Former Bank of Canada governor Mark Carney warned that central banks may cut interest rates more slowly and by less than many expect, as monetary policy adjusts to a new era defined by structurally higher inflation.
Speaking at an event in Ottawa on Monday evening, Mr. Carney, who after leaving his post at Canada’s central bank in 2013 served for nearly seven years as governor of the Bank of England, said central bankers are likely to start lowering interest rates this year as inflation continues to decline.
“But expect those cuts to be slower and shallower,” he said, adding that rates are unlikely to return to prepandemic lows. “What’s more relevant for most companies and individuals and households is that, in the medium-term, rates are going to be higher, and are going to be higher because of structural things.”
Bank of Canada expected to hold rates, but could signal policy shift
This echoes remarks by current Bank of Canada Governor Tiff Macklem. When asked about the likely trajectory of rate cuts after the bank’s last rate decision, in March, Mr. Macklem said that “it’s very safe to say we’re not going to be lowering rates at the pace we raised them.”
The Bank of Canada’s next rate decision is on Wednesday. Most analysts expect the central bank to keep its benchmark rate steady at 5 per cent for the sixth consecutive time, although they’re watching for a shift in tone that could set the stage for rate cuts over the summer. The central bank began rapidly hiking its policy interest rate in March, 2022, as part of an effort to cool the economy and control inflation.
Interest-rate swap markets, which capture market expectations about monetary policy, are pricing in three rate cuts this year, likely starting in June, according to Refinitiv data.

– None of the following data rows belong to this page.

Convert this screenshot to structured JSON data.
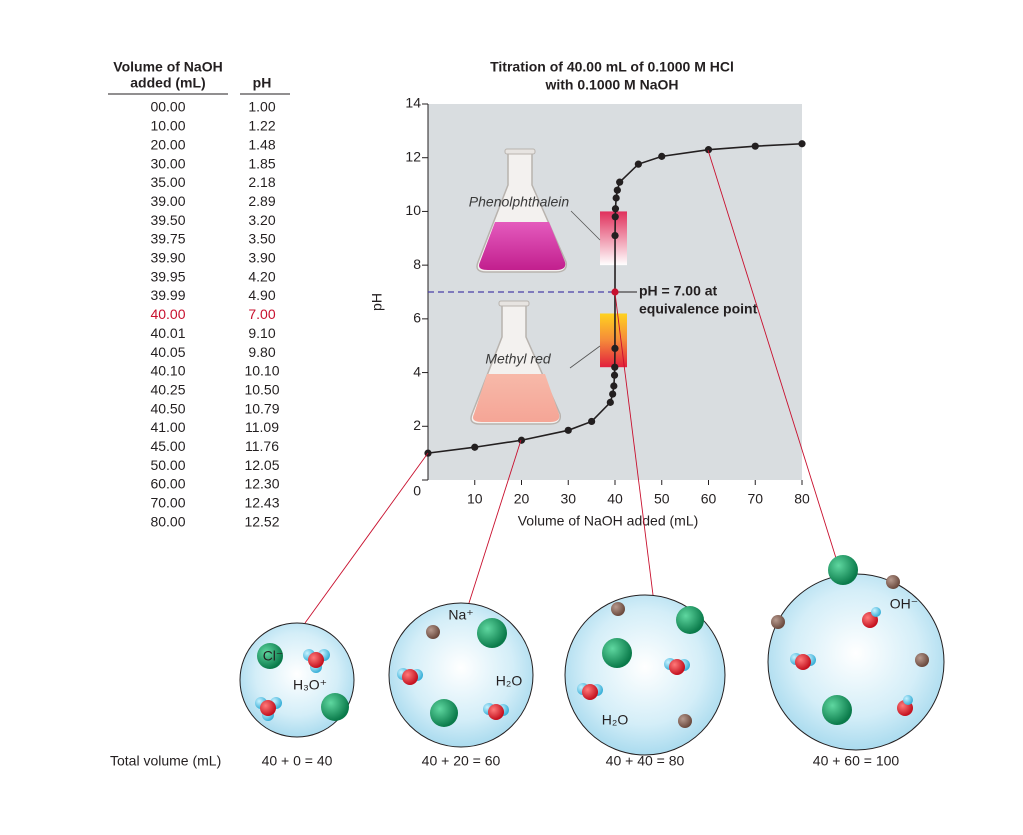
{
  "table": {
    "headers": [
      [
        "Volume of NaOH",
        "added (mL)"
      ],
      [
        "pH"
      ]
    ],
    "rows": [
      [
        "00.00",
        "1.00"
      ],
      [
        "10.00",
        "1.22"
      ],
      [
        "20.00",
        "1.48"
      ],
      [
        "30.00",
        "1.85"
      ],
      [
        "35.00",
        "2.18"
      ],
      [
        "39.00",
        "2.89"
      ],
      [
        "39.50",
        "3.20"
      ],
      [
        "39.75",
        "3.50"
      ],
      [
        "39.90",
        "3.90"
      ],
      [
        "39.95",
        "4.20"
      ],
      [
        "39.99",
        "4.90"
      ],
      [
        "40.00",
        "7.00"
      ],
      [
        "40.01",
        "9.10"
      ],
      [
        "40.05",
        "9.80"
      ],
      [
        "40.10",
        "10.10"
      ],
      [
        "40.25",
        "10.50"
      ],
      [
        "40.50",
        "10.79"
      ],
      [
        "41.00",
        "11.09"
      ],
      [
        "45.00",
        "11.76"
      ],
      [
        "50.00",
        "12.05"
      ],
      [
        "60.00",
        "12.30"
      ],
      [
        "70.00",
        "12.43"
      ],
      [
        "80.00",
        "12.52"
      ]
    ],
    "highlight": {
      "row": 11,
      "color": "#c8102e"
    }
  },
  "chart_data": {
    "type": "line",
    "title": [
      "Titration of 40.00 mL of 0.1000 M HCl",
      "with 0.1000 M NaOH"
    ],
    "xlabel": "Volume of NaOH added (mL)",
    "ylabel": "pH",
    "x": [
      0,
      10,
      20,
      30,
      35,
      39,
      39.5,
      39.75,
      39.9,
      39.95,
      39.99,
      40,
      40.01,
      40.05,
      40.1,
      40.25,
      40.5,
      41,
      45,
      50,
      60,
      70,
      80
    ],
    "values": [
      1.0,
      1.22,
      1.48,
      1.85,
      2.18,
      2.89,
      3.2,
      3.5,
      3.9,
      4.2,
      4.9,
      7.0,
      9.1,
      9.8,
      10.1,
      10.5,
      10.79,
      11.09,
      11.76,
      12.05,
      12.3,
      12.43,
      12.52
    ],
    "color": "#231f20",
    "xlim": [
      0,
      80
    ],
    "ylim": [
      0,
      14
    ],
    "xticks": [
      10,
      20,
      30,
      40,
      50,
      60,
      70,
      80
    ],
    "yticks": [
      0,
      2,
      4,
      6,
      8,
      10,
      12,
      14
    ],
    "indicators": [
      {
        "name": "Phenolphthalein",
        "range": [
          8,
          10
        ]
      },
      {
        "name": "Methyl red",
        "range": [
          4.2,
          6.2
        ]
      }
    ],
    "equivalence": {
      "text": [
        "pH = 7.00 at",
        "equivalence point"
      ],
      "x": 40,
      "y": 7,
      "color": "#c8102e"
    }
  },
  "views": {
    "total_label": "Total volume (mL)",
    "totals": [
      "40 + 0 = 40",
      "40 + 20 = 60",
      "40 + 40 = 80",
      "40 + 60 = 100"
    ],
    "labels": [
      "Cl⁻",
      "H₃O⁺",
      "Na⁺",
      "H₂O",
      "H₂O",
      "OH⁻"
    ]
  }
}
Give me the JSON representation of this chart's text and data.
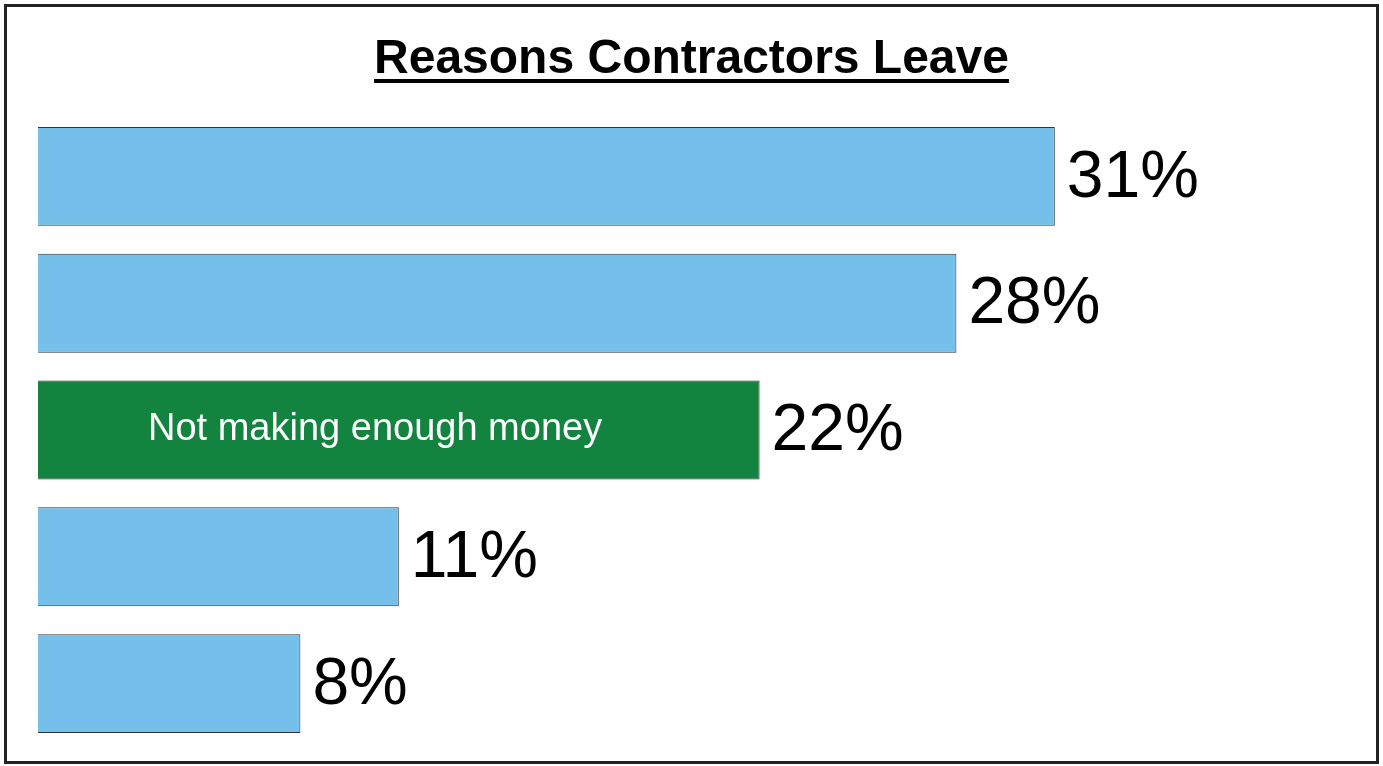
{
  "chart_data": {
    "type": "bar",
    "title": "Reasons Contractors Leave",
    "orientation": "horizontal",
    "categories": [
      null,
      null,
      "Not making enough money",
      null,
      null
    ],
    "values": [
      31,
      28,
      22,
      11,
      8
    ],
    "colors": [
      "#74c0ea",
      "#74c0ea",
      "#138440",
      "#74c0ea",
      "#74c0ea"
    ],
    "value_labels": [
      "31%",
      "28%",
      "22%",
      "11%",
      "8%"
    ]
  }
}
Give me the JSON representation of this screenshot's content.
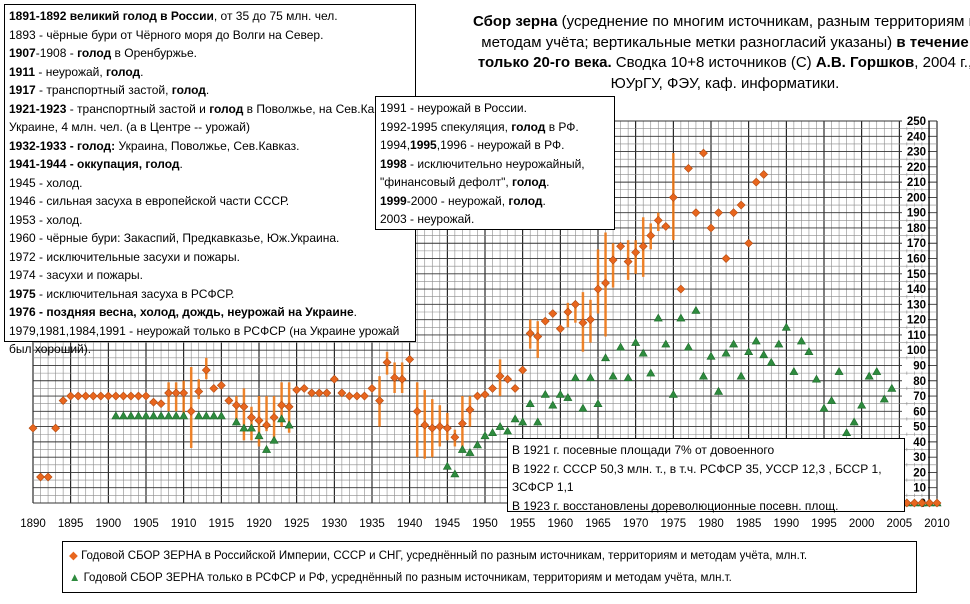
{
  "title": {
    "b1": "Сбор зерна",
    "t1": " (усреднение по многим источникам, разным территориям и методам учёта; вертикальные метки разногласий указаны) ",
    "b2": "в течение только 20-го века.",
    "t2": " Сводка 10+8 источников (С) ",
    "b3": "А.В. Горшков",
    "t3": ", 2004 г., ЮУрГУ, ФЭУ, каф. информатики."
  },
  "events_box": [
    [
      [
        "b",
        "1891-1892 великий голод в России"
      ],
      [
        "n",
        ", от 35 до 75 млн. чел."
      ]
    ],
    [
      [
        "n",
        "1893 - чёрные бури от Чёрного моря до Волги на Север."
      ]
    ],
    [
      [
        "b",
        "1907"
      ],
      [
        "n",
        "-1908 - "
      ],
      [
        "b",
        "голод"
      ],
      [
        "n",
        " в Оренбуржье."
      ]
    ],
    [
      [
        "b",
        "1911"
      ],
      [
        "n",
        " - неурожай, "
      ],
      [
        "b",
        "голод"
      ],
      [
        "n",
        "."
      ]
    ],
    [
      [
        "b",
        "1917"
      ],
      [
        "n",
        " - транспортный застой, "
      ],
      [
        "b",
        "голод"
      ],
      [
        "n",
        "."
      ]
    ],
    [
      [
        "b",
        "1921-1923"
      ],
      [
        "n",
        " - транспортный застой и "
      ],
      [
        "b",
        "голод"
      ],
      [
        "n",
        " в Поволжье, на Сев.Кавказе, Украине, 4 млн. чел. (а в Центре -- урожай)"
      ]
    ],
    [
      [
        "b",
        "1932-1933 - голод:"
      ],
      [
        "n",
        " Украина, Поволжье, Сев.Кавказ."
      ]
    ],
    [
      [
        "b",
        "1941-1944 - оккупация, голод"
      ],
      [
        "n",
        "."
      ]
    ],
    [
      [
        "n",
        "1945 - холод."
      ]
    ],
    [
      [
        "n",
        "1946 - сильная засуха в европейской части СССР."
      ]
    ],
    [
      [
        "n",
        "1953 - холод."
      ]
    ],
    [
      [
        "n",
        "1960 - чёрные бури: Закаспий, Предкавказье, Юж.Украина."
      ]
    ],
    [
      [
        "n",
        "1972 - исключительные засухи и пожары."
      ]
    ],
    [
      [
        "n",
        "1974 - засухи и пожары."
      ]
    ],
    [
      [
        "b",
        "1975"
      ],
      [
        "n",
        " - исключительная засуха в РСФСР."
      ]
    ],
    [
      [
        "b",
        "1976 - поздняя весна, холод, дождь, неурожай на Украине"
      ],
      [
        "n",
        "."
      ]
    ],
    [
      [
        "n",
        "1979,1981,1984,1991 - неурожай только в РСФСР (на Украине урожай был хороший)."
      ]
    ]
  ],
  "events_box2": [
    [
      [
        "n",
        "1991 - неурожай в России."
      ]
    ],
    [
      [
        "n",
        "1992-1995 спекуляция, "
      ],
      [
        "b",
        "голод"
      ],
      [
        "n",
        " в РФ."
      ]
    ],
    [
      [
        "n",
        "1994,"
      ],
      [
        "b",
        "1995"
      ],
      [
        "n",
        ",1996 - неурожай в РФ."
      ]
    ],
    [
      [
        "b",
        "1998"
      ],
      [
        "n",
        " - исключительно неурожайный, \"финансовый дефолт\", "
      ],
      [
        "b",
        "голод"
      ],
      [
        "n",
        "."
      ]
    ],
    [
      [
        "b",
        "1999"
      ],
      [
        "n",
        "-2000 - неурожай, "
      ],
      [
        "b",
        "голод"
      ],
      [
        "n",
        "."
      ]
    ],
    [
      [
        "n",
        "2003 - неурожай."
      ]
    ]
  ],
  "notes_box": [
    "В 1921 г. посевные площади 7% от довоенного",
    "В 1922 г. СССР 50,3 млн. т., в т.ч. РСФСР 35, УССР 12,3 , БССР 1, ЗСФСР 1,1",
    "В 1923 г. восстановлены дореволюционные посевн. площ."
  ],
  "chart_data": {
    "type": "scatter",
    "xlim": [
      1890,
      2010
    ],
    "ylim": [
      0,
      250
    ],
    "xticks": [
      1890,
      1895,
      1900,
      1905,
      1910,
      1915,
      1920,
      1925,
      1930,
      1935,
      1940,
      1945,
      1950,
      1955,
      1960,
      1965,
      1970,
      1975,
      1980,
      1985,
      1990,
      1995,
      2000,
      2005,
      2010
    ],
    "yticks": [
      0,
      10,
      20,
      30,
      40,
      50,
      60,
      70,
      80,
      90,
      100,
      110,
      120,
      130,
      140,
      150,
      160,
      170,
      180,
      190,
      200,
      210,
      220,
      230,
      240,
      250
    ],
    "grid": true,
    "legend_position": "bottom",
    "series": [
      {
        "name": "Годовой СБОР ЗЕРНА в Российской Империи, СССР и СНГ, усреднённый по разным источникам, территориям и методам учёта, млн.т.",
        "marker": "diamond",
        "color": "#e8661e",
        "points": [
          [
            1890,
            49
          ],
          [
            1891,
            17
          ],
          [
            1892,
            17
          ],
          [
            1893,
            49
          ],
          [
            1894,
            67
          ],
          [
            1895,
            70
          ],
          [
            1896,
            70
          ],
          [
            1897,
            70
          ],
          [
            1898,
            70
          ],
          [
            1899,
            70
          ],
          [
            1900,
            70
          ],
          [
            1901,
            70
          ],
          [
            1902,
            70
          ],
          [
            1903,
            70
          ],
          [
            1904,
            70
          ],
          [
            1905,
            70
          ],
          [
            1906,
            66
          ],
          [
            1907,
            65
          ],
          [
            1908,
            72
          ],
          [
            1909,
            72
          ],
          [
            1910,
            72
          ],
          [
            1911,
            60
          ],
          [
            1912,
            73
          ],
          [
            1913,
            87
          ],
          [
            1914,
            75
          ],
          [
            1915,
            77
          ],
          [
            1916,
            67
          ],
          [
            1917,
            64
          ],
          [
            1918,
            63
          ],
          [
            1919,
            56
          ],
          [
            1920,
            54
          ],
          [
            1921,
            51
          ],
          [
            1922,
            56
          ],
          [
            1923,
            64
          ],
          [
            1924,
            63
          ],
          [
            1925,
            74
          ],
          [
            1926,
            75
          ],
          [
            1927,
            72
          ],
          [
            1928,
            72
          ],
          [
            1929,
            72
          ],
          [
            1930,
            81
          ],
          [
            1931,
            72
          ],
          [
            1932,
            70
          ],
          [
            1933,
            70
          ],
          [
            1934,
            70
          ],
          [
            1935,
            75
          ],
          [
            1936,
            67
          ],
          [
            1937,
            92
          ],
          [
            1938,
            82
          ],
          [
            1939,
            81
          ],
          [
            1940,
            94
          ],
          [
            1941,
            60
          ],
          [
            1942,
            51
          ],
          [
            1943,
            49
          ],
          [
            1944,
            50
          ],
          [
            1945,
            49
          ],
          [
            1946,
            43
          ],
          [
            1947,
            52
          ],
          [
            1948,
            61
          ],
          [
            1949,
            70
          ],
          [
            1950,
            71
          ],
          [
            1951,
            75
          ],
          [
            1952,
            83
          ],
          [
            1953,
            81
          ],
          [
            1954,
            75
          ],
          [
            1955,
            87
          ],
          [
            1956,
            111
          ],
          [
            1957,
            109
          ],
          [
            1958,
            119
          ],
          [
            1959,
            124
          ],
          [
            1960,
            114
          ],
          [
            1961,
            125
          ],
          [
            1962,
            130
          ],
          [
            1963,
            118
          ],
          [
            1964,
            120
          ],
          [
            1965,
            140
          ],
          [
            1966,
            144
          ],
          [
            1967,
            159
          ],
          [
            1968,
            168
          ],
          [
            1969,
            158
          ],
          [
            1970,
            164
          ],
          [
            1971,
            168
          ],
          [
            1972,
            175
          ],
          [
            1973,
            185
          ],
          [
            1974,
            181
          ],
          [
            1975,
            200
          ],
          [
            1976,
            140
          ],
          [
            1977,
            219
          ],
          [
            1978,
            190
          ],
          [
            1979,
            229
          ],
          [
            1980,
            180
          ],
          [
            1981,
            190
          ],
          [
            1982,
            160
          ],
          [
            1983,
            190
          ],
          [
            1984,
            195
          ],
          [
            1985,
            170
          ],
          [
            1986,
            210
          ],
          [
            1987,
            215
          ],
          [
            2005,
            0
          ],
          [
            2006,
            0
          ],
          [
            2007,
            0
          ],
          [
            2008,
            0
          ],
          [
            2009,
            0
          ],
          [
            2010,
            0
          ]
        ],
        "ranges": [
          [
            1908,
            60,
            79
          ],
          [
            1909,
            60,
            79
          ],
          [
            1910,
            58,
            80
          ],
          [
            1911,
            36,
            89
          ],
          [
            1912,
            68,
            81
          ],
          [
            1913,
            81,
            95
          ],
          [
            1917,
            54,
            70
          ],
          [
            1918,
            41,
            75
          ],
          [
            1919,
            41,
            63
          ],
          [
            1920,
            37,
            70
          ],
          [
            1921,
            47,
            70
          ],
          [
            1922,
            41,
            70
          ],
          [
            1923,
            50,
            79
          ],
          [
            1924,
            46,
            79
          ],
          [
            1936,
            50,
            83
          ],
          [
            1937,
            84,
            99
          ],
          [
            1938,
            72,
            92
          ],
          [
            1939,
            72,
            92
          ],
          [
            1941,
            30,
            79
          ],
          [
            1942,
            29,
            74
          ],
          [
            1943,
            30,
            68
          ],
          [
            1944,
            37,
            64
          ],
          [
            1945,
            41,
            59
          ],
          [
            1946,
            37,
            48
          ],
          [
            1947,
            33,
            70
          ],
          [
            1948,
            50,
            70
          ],
          [
            1952,
            70,
            94
          ],
          [
            1956,
            101,
            120
          ],
          [
            1957,
            95,
            119
          ],
          [
            1961,
            115,
            131
          ],
          [
            1962,
            118,
            132
          ],
          [
            1963,
            99,
            138
          ],
          [
            1964,
            105,
            133
          ],
          [
            1965,
            124,
            166
          ],
          [
            1966,
            109,
            177
          ],
          [
            1967,
            141,
            170
          ],
          [
            1969,
            146,
            172
          ],
          [
            1970,
            150,
            172
          ],
          [
            1971,
            148,
            187
          ],
          [
            1972,
            166,
            183
          ],
          [
            1973,
            178,
            190
          ],
          [
            1975,
            172,
            229
          ]
        ]
      },
      {
        "name": "Годовой СБОР ЗЕРНА только в РСФСР и РФ, усреднённый по разным источникам, территориям и методам учёта, млн.т.",
        "marker": "triangle",
        "color": "#2e8b3e",
        "points": [
          [
            1901,
            57
          ],
          [
            1902,
            57
          ],
          [
            1903,
            57
          ],
          [
            1904,
            57
          ],
          [
            1905,
            57
          ],
          [
            1906,
            57
          ],
          [
            1907,
            57
          ],
          [
            1908,
            57
          ],
          [
            1909,
            57
          ],
          [
            1910,
            57
          ],
          [
            1912,
            57
          ],
          [
            1913,
            57
          ],
          [
            1914,
            57
          ],
          [
            1915,
            57
          ],
          [
            1917,
            53
          ],
          [
            1918,
            49
          ],
          [
            1919,
            49
          ],
          [
            1920,
            44
          ],
          [
            1921,
            35
          ],
          [
            1922,
            41
          ],
          [
            1923,
            55
          ],
          [
            1924,
            51
          ],
          [
            1945,
            24
          ],
          [
            1946,
            19
          ],
          [
            1947,
            35
          ],
          [
            1948,
            33
          ],
          [
            1949,
            38
          ],
          [
            1950,
            44
          ],
          [
            1951,
            46
          ],
          [
            1952,
            50
          ],
          [
            1953,
            47
          ],
          [
            1954,
            55
          ],
          [
            1955,
            53
          ],
          [
            1956,
            65
          ],
          [
            1957,
            53
          ],
          [
            1958,
            71
          ],
          [
            1959,
            64
          ],
          [
            1960,
            71
          ],
          [
            1961,
            69
          ],
          [
            1962,
            82
          ],
          [
            1963,
            62
          ],
          [
            1964,
            82
          ],
          [
            1965,
            65
          ],
          [
            1966,
            95
          ],
          [
            1967,
            83
          ],
          [
            1968,
            102
          ],
          [
            1969,
            82
          ],
          [
            1970,
            105
          ],
          [
            1971,
            98
          ],
          [
            1972,
            85
          ],
          [
            1973,
            121
          ],
          [
            1974,
            104
          ],
          [
            1975,
            71
          ],
          [
            1976,
            121
          ],
          [
            1977,
            102
          ],
          [
            1978,
            126
          ],
          [
            1979,
            83
          ],
          [
            1980,
            96
          ],
          [
            1981,
            73
          ],
          [
            1982,
            98
          ],
          [
            1983,
            104
          ],
          [
            1984,
            83
          ],
          [
            1985,
            99
          ],
          [
            1986,
            106
          ],
          [
            1987,
            97
          ],
          [
            1988,
            92
          ],
          [
            1989,
            104
          ],
          [
            1990,
            115
          ],
          [
            1991,
            86
          ],
          [
            1992,
            106
          ],
          [
            1993,
            99
          ],
          [
            1994,
            81
          ],
          [
            1995,
            62
          ],
          [
            1996,
            67
          ],
          [
            1997,
            86
          ],
          [
            1998,
            46
          ],
          [
            1999,
            53
          ],
          [
            2000,
            64
          ],
          [
            2001,
            83
          ],
          [
            2002,
            86
          ],
          [
            2003,
            68
          ],
          [
            2004,
            75
          ],
          [
            2005,
            0
          ],
          [
            2006,
            0
          ],
          [
            2007,
            0
          ],
          [
            2008,
            0
          ],
          [
            2009,
            0
          ],
          [
            2010,
            0
          ]
        ]
      }
    ]
  }
}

Mr. Carney, who is now head of impact investing at Brookfield Asset Management and chair of Bloomberg LP, avoided commenting on near-term policy choices – to cut or to hold – faced by the two central banks he used to lead.
But he spoke about the structural changes in the global economy, which he said mean inflation will probably be “higher and more volatile” than in recent decades. These include a fracturing of global trade, increased geopolitical risks and the transition to a low-carbon energy system, all of which point to rising prices, particularly for imported goods.
“We’ve gone from a system, a global economy that was for 25, 30 years steadily integrating,” Mr. Carney said. “It had lots of problems that later manifested, but one of the things that it did give is steady disinflation and prices coming down.”
These changing dynamics could show up in the Bank of Canada’s updated estimate of the “neutral rate,” which is expected to be published Wednesday.
The neutral rate is the bank’s estimate of where its policy interest rate should settle if the bank is trying neither to stimulate the economy nor restrain it. The neutral rate is determined by slow-moving forces such as demographics and patterns of savings, trade and investment.
The current estimate puts the neutral rate between 2 per cent and 3 per cent. But several top Bank of Canada officials have suggested over the past year that the real range is likely higher, and many Bay Street analysts expect the bank to raise the estimate by at least a quarter percentage point on Wednesday.
Much of Mr. Carney’s speech, which was hosted by Canada2020, a progressive think tank with ties to the Liberal Party, focused on broader economic themes. Mr. Carney, who is often touted as a potential Liberal leader, said that the country faces a number of pressing challenges tied to low productivity, changing technology and an increasingly hostile global trading environment.
Without explicitly criticizing the current government, he said the changing economic environment would “demand fiscal discipline and a relentless focus on delivery, rather than a spending reflex that only treats the symptoms but does not cure the disease.”
“When we’re debating the competing priorities here at home, we should first acknowledge that we have less to spend because we’ve become less productive,” he told the audience, which included Liberal members of Parliament.
“And unless we turn that around, Canadian prosperity will be severely compromised. We can’t redistribute what we don’t have.”
He said he welcomed the government’s recent announcements ahead of the April 16 budget, which have included billions in promised new spending, focused mainly on housing. But he also suggested that some of the government’s recent economic policy measures have been wrong-headed.
“I suggest maybe we could swap that next battery plant for a million home heat pumps,” he said, referring to the more than $40-billion worth of federal and provincial subsidies given to electric-vehicle manufacturers to establish plants in Canada.
On the broader question of climate policy, Mr. Carney, who is the United Nations special envoy on climate action and finance, said he supports a call from Alberta Premier Danielle Smith for a First Ministers’ meeting. But he said the discussion should go beyond a debate over the federal carbon levy.
If provinces want to do away with existing climate policies, he said, “they need to put something else in that’s at least as effective and it needs be transparent from the start.”